One of the arguments I hear for why someone refuses to DNF a book is that they feel they owe it to the author, as an appreciation of their art, to at least finish the book – as if not doing so would be disrespectful or a slap in the face to the efforts put into their work. But are we like that with other works of art? In a museum, if you don’t like a painting then perhaps you reach a mental place where you acknowledge the craft, appreciate that someone else might love it, recognize that despite these things it simply doesn’t do anything for you, and you MOVE ON.

Yet, with books, we are loyal to our own detriment.

Honestly, I used to be someone who’d never give up on a book. I’d read it even when it took the joy out of reading. Sometimes it’d take so much energy to just get through a book that I wouldn’t even pick up another for a couple weeks – no book, good or bad, should have that sort of power over you.

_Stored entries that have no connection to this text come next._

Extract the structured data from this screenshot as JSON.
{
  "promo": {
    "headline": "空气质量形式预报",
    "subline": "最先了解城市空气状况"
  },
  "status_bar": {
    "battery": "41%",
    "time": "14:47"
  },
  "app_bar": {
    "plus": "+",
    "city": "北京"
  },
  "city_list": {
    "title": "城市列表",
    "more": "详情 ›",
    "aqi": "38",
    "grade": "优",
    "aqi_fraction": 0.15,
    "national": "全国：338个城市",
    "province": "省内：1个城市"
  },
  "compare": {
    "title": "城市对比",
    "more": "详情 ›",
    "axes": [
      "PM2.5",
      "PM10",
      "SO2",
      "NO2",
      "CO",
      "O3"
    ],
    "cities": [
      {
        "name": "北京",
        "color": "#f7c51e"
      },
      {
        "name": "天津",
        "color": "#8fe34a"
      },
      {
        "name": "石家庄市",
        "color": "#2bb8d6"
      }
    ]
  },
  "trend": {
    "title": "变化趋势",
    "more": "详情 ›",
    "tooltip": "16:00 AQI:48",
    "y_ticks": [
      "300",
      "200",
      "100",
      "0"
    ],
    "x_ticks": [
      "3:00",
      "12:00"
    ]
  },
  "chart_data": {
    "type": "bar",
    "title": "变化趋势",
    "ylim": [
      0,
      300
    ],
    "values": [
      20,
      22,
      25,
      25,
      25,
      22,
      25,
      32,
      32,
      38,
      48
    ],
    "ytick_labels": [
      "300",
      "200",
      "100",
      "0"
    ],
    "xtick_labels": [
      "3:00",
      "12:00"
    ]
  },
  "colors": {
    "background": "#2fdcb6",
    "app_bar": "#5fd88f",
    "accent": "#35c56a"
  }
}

If you’re not feeling a movie, do you turn it off? Probably. If you don’t like a song, do you listen to the whole album? No, that’s silly. And if you think a comedian isn’t funny, do you make sure you go see his act every time he’s up on a stage near you? No, but the idea itself is comical.

So why do that with books? Life’s too short. Giving up doesn’t make you a bad person, it makes you a person who values your own time and there are FAR too many great things and books out there to experience to waste time on something that isn’t making a connection with you.

I know none of this is new. You’ve heard this recommendation before, I know. But sometimes you need to hear it again, since perhaps you still need a little convincing. Let this be a reminder to you that no person, no job, and especially no book is worth being miserable over. Your time is your most valuable asset and if you don’t value it, then neither will anyone (or any book) else.